The Imitation of the Rose
Reviews

The Imitation of the Rose is a short story collection of 13 stories Lispector wrote between the years 1951 and 1973. These stories were the first Lispector work I've experienced, and the first thing I noticed, as will anyone when they start getting into her work, is Lispector’s unique and idiosyncratic voice. Perhaps more so than other authors she is concerned with total interiority; most of the space in her short stories are dedicated to the thoughts of a character, and whether there is action or external events happening in a story, these only serve, so it seems, to prompt further thought and introspection.
Her interest in thought and language seems almost psychological, and so this strength of hers, this focus on interiority, comes through the most when she writes about disordered thought—either nightmarish recurring thought-loop thoughts, high-strung anxious thoughts, or the confused thoughts of an aged, degenerating memory, which are all reflected in characters which appear throughout this collection. There is, perhaps, an element of psychoanalytical inspiration with this focus, a lot of sentences seem to string together subconscious word associations—it’s much more than a simple stream-of-consciousness as there is no feeling, visual or tactile, other than thought and the memories of feelings—it is because of this singular obsession that Lispector’s associations in her work either ‘hit’ or are (to me at least, a non-creative person) completely incomprehensible.

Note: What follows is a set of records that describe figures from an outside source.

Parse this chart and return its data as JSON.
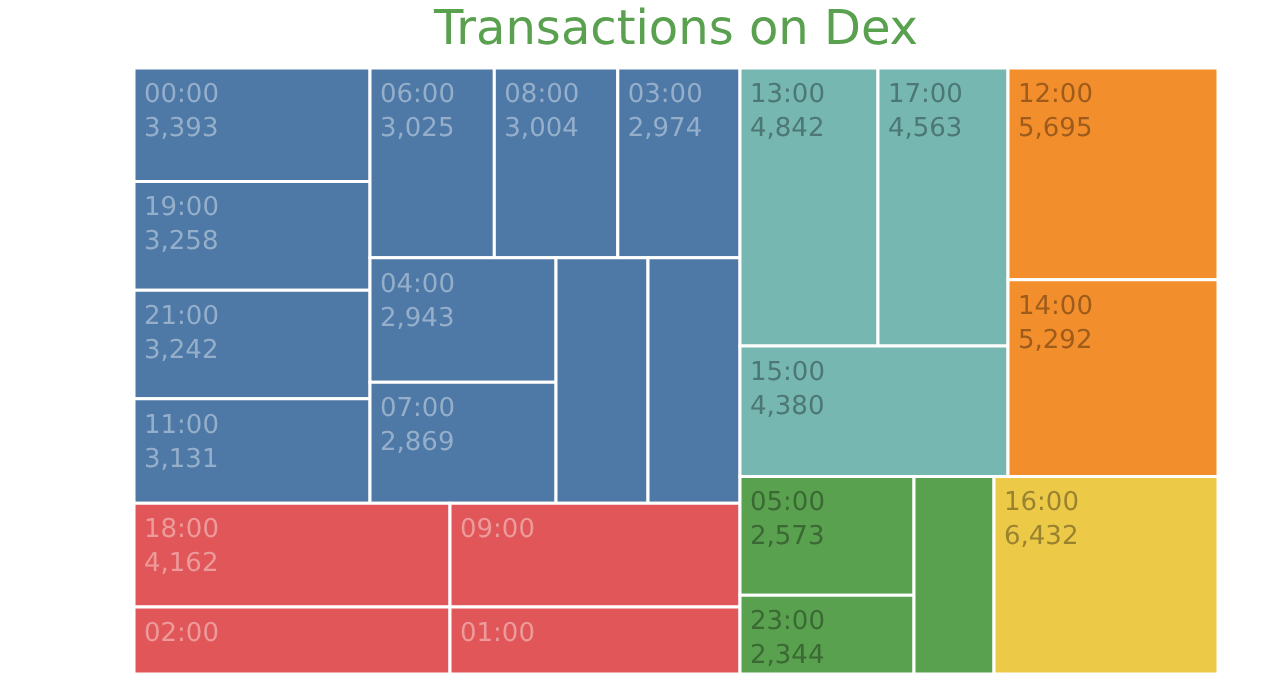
{
  "chart_data": {
    "type": "other",
    "title": "Transactions on Dex",
    "categories": [
      "00:00",
      "19:00",
      "21:00",
      "11:00",
      "06:00",
      "08:00",
      "03:00",
      "04:00",
      "07:00",
      null,
      null,
      "13:00",
      "17:00",
      "15:00",
      "12:00",
      "14:00",
      "18:00",
      "09:00",
      "02:00",
      "01:00",
      "05:00",
      "23:00",
      null,
      "16:00"
    ],
    "values": [
      3393,
      3258,
      3242,
      3131,
      3025,
      3004,
      2974,
      2943,
      2869,
      null,
      null,
      4842,
      4563,
      4380,
      5695,
      5292,
      4162,
      null,
      null,
      null,
      2573,
      2344,
      null,
      6432
    ],
    "value_labels": [
      "3,393",
      "3,258",
      "3,242",
      "3,131",
      "3,025",
      "3,004",
      "2,974",
      "2,943",
      "2,869",
      null,
      null,
      "4,842",
      "4,563",
      "4,380",
      "5,695",
      "5,292",
      "4,162",
      null,
      null,
      null,
      "2,573",
      "2,344",
      null,
      "6,432"
    ],
    "colors": [
      "#4e79a7",
      "#4e79a7",
      "#4e79a7",
      "#4e79a7",
      "#4e79a7",
      "#4e79a7",
      "#4e79a7",
      "#4e79a7",
      "#4e79a7",
      "#4e79a7",
      "#4e79a7",
      "#76b7b2",
      "#76b7b2",
      "#76b7b2",
      "#f28e2b",
      "#f28e2b",
      "#e15759",
      "#e15759",
      "#e15759",
      "#e15759",
      "#59a14f",
      "#59a14f",
      "#59a14f",
      "#edc948"
    ]
  }
}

But when they hit, god. Because of her unique style, she has a way of cutting through right down to the core of the human experience, of our observation of the world, that every few pages there will be something written that you would put on typewriter paper and post it on social media. I called her one of the most quotable authors I’ve ever read. This isn’t an incidental quality but a clear consequence of the way she chooses to write about people and the world. In her associative musings you’ll read a sentence that seems to sum up an experience in a way so accurate that you’d wonder whether the thought had always been there in your head, just waiting to be expressed. And in these associative games there’s a playful quality: sometimes it feels you’re just along for the ride around her brilliant mind and, beyond everything, you can clearly tell that she’s having fun when she’s writing.
Beyond just the style there are themes of love, grief, age, time, and fate. In one word, ‘purpose’, and in this aspect Lispector is not didactic in assigning a responsibility for people. In fact, it’s rather the opposite: Lispector celebrates life, whether that life is bounding towards opportunities or, having reflected on one’s past and future, whether life’s greatest pleasure is to just lie down, enjoy the bliss of monotony. The humanistic impulse reflects a semi-religious soul of her stories, which is mostly Christian in its treating every human as beings separated only by circumstance, but doesn’t commit deeply to the rigid Catholicism of Brazil. It’s an agnostic optimistic view of people, people (and animals) being loved for the sake of them Being—an optimistic view in a world that needs optimism.